Von Antje Stiebitz · 28.09.2013
In Berlin bietet die Tänzerin Rajyashree Ramesh Tanzunterricht an. Es ist der klassische indische Tanz Bharatanatyam. Ein mythologischer Tanz, der eng mit dem Hinduismus verbunden ist. Denn in dieser Weltreligion tanzen die Götter.

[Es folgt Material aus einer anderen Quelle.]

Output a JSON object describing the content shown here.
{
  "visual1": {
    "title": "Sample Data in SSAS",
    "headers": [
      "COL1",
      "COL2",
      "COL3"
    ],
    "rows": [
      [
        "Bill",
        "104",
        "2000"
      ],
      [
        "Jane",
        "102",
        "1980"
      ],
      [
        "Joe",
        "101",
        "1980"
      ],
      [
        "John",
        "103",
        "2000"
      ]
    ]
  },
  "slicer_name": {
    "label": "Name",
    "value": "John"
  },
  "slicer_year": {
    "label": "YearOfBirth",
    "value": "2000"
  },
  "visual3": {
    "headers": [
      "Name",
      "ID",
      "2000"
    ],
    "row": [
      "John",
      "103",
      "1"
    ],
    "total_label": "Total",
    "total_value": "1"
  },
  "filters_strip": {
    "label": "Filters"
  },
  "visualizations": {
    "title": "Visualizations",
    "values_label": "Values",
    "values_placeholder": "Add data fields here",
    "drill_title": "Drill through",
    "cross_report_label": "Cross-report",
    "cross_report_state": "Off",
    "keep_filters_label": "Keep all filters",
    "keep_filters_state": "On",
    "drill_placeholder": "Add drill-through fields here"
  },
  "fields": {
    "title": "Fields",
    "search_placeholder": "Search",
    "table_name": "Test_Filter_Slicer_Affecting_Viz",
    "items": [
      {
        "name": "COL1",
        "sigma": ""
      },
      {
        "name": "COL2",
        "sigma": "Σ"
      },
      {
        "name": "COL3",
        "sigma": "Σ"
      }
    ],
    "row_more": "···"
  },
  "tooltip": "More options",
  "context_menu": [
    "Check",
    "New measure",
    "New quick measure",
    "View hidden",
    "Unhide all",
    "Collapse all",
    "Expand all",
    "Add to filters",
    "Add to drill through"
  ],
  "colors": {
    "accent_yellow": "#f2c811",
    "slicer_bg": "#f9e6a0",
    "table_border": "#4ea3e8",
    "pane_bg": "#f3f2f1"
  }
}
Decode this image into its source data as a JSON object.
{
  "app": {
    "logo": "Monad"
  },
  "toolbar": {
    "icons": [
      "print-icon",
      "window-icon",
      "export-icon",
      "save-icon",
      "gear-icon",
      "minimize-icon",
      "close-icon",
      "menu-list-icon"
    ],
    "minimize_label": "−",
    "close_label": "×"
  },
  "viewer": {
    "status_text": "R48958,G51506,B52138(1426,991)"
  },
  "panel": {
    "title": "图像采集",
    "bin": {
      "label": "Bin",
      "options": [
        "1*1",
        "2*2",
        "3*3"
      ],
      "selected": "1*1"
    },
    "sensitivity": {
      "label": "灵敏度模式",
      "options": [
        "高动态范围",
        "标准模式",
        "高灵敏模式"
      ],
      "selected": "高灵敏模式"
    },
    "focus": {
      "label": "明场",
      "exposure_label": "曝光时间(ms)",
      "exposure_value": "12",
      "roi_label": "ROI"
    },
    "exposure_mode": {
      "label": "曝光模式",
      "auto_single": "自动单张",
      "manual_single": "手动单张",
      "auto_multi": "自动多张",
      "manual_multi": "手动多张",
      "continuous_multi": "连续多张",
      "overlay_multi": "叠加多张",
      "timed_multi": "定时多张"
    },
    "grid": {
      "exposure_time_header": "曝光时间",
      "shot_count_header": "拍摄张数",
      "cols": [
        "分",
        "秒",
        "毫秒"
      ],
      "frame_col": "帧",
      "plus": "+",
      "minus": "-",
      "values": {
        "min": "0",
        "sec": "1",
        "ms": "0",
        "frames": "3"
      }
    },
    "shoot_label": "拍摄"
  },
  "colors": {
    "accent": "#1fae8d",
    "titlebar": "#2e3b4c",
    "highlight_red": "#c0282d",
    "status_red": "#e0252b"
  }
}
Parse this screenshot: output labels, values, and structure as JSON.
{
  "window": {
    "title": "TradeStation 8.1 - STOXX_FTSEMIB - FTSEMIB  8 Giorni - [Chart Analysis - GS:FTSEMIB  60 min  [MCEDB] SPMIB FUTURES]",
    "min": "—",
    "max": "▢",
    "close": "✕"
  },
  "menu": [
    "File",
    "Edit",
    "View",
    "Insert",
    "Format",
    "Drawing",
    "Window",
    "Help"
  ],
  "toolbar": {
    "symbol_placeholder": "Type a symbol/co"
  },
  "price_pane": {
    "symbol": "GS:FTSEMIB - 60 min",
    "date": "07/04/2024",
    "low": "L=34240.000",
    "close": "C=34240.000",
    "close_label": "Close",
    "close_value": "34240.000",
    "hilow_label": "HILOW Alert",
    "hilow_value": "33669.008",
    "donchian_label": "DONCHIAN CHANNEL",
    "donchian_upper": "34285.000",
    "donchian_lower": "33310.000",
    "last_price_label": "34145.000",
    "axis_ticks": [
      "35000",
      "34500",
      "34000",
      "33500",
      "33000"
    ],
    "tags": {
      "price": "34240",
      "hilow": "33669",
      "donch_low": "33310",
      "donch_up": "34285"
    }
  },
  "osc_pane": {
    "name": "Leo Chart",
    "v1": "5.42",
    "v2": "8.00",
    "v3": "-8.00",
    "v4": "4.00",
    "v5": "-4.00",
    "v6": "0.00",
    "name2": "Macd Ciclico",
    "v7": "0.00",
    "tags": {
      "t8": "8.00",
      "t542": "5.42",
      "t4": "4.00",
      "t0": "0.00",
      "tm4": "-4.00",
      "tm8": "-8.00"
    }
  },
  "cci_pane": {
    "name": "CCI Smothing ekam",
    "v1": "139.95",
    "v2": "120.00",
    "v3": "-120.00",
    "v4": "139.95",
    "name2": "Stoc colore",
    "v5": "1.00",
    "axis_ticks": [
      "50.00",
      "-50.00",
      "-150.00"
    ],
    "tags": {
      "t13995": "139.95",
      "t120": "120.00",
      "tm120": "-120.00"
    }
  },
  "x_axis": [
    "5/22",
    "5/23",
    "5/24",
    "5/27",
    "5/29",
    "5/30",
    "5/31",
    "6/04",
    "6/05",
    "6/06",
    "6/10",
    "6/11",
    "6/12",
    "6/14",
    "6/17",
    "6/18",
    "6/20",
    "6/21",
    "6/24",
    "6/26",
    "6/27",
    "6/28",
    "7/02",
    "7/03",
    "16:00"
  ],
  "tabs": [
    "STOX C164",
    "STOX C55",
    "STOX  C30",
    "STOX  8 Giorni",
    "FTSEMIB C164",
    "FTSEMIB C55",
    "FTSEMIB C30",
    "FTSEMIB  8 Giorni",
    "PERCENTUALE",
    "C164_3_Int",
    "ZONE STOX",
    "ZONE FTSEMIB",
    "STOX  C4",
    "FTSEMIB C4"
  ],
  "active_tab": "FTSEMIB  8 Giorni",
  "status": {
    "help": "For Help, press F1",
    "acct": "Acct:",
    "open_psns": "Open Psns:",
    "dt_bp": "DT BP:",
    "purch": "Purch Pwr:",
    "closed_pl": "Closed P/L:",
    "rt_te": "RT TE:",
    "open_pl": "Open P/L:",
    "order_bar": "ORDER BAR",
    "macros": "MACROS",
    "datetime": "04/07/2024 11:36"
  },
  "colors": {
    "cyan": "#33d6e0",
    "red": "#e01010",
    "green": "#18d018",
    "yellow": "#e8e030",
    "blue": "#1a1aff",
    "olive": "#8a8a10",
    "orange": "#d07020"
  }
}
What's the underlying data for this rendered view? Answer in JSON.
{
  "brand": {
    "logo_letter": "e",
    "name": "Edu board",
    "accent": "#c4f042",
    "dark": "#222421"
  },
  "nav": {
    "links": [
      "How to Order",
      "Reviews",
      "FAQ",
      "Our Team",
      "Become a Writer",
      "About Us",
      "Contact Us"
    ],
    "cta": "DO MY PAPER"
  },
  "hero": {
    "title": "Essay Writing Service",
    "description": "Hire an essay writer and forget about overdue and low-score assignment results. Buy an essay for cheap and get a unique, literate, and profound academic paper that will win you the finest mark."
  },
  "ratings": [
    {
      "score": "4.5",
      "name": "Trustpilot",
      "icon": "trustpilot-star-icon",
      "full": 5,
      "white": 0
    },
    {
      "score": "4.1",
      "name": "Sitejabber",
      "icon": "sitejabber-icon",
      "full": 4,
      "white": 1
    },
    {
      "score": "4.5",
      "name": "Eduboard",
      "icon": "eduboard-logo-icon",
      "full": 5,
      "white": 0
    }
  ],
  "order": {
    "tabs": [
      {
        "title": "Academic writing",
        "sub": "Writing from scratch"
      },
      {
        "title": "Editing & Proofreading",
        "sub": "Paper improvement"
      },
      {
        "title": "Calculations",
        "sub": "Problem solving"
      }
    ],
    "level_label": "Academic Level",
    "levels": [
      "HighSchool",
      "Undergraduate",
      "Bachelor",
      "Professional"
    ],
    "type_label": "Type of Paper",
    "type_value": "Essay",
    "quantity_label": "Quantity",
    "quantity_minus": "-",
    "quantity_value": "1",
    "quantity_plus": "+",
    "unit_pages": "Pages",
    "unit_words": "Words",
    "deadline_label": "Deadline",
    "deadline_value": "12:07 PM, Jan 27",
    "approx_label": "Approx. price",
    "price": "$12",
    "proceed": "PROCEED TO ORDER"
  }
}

Durch den großen Proberaum im dritten Stock des Schöneberger Rathauses klingt zarter Gesang. Die Melodie richtet sich an den indischen Gott Krishna, ruft ihn an, sehnt ihn herbei. Die Tänzerin Rajyashree Ramesh unterrichtet Bharatanatyam, einen klassischen Tanz aus Indien. Ihre Schülerin, Eva Isolde Balzer, hat die Tanzausbildung gerade abgeschlossen, sie steht bereits auf der Bühne. Die Frauen tragen Salvar Kameez, eine traditionelle südasiatische Kleidung, ein längeres Hemd, das locker über eine Hose fällt, beides farbenfroh. Rajyashree Ramesh sitzt auf einem Stuhl und während sie singt, schlägt ihr Fuß den Takt.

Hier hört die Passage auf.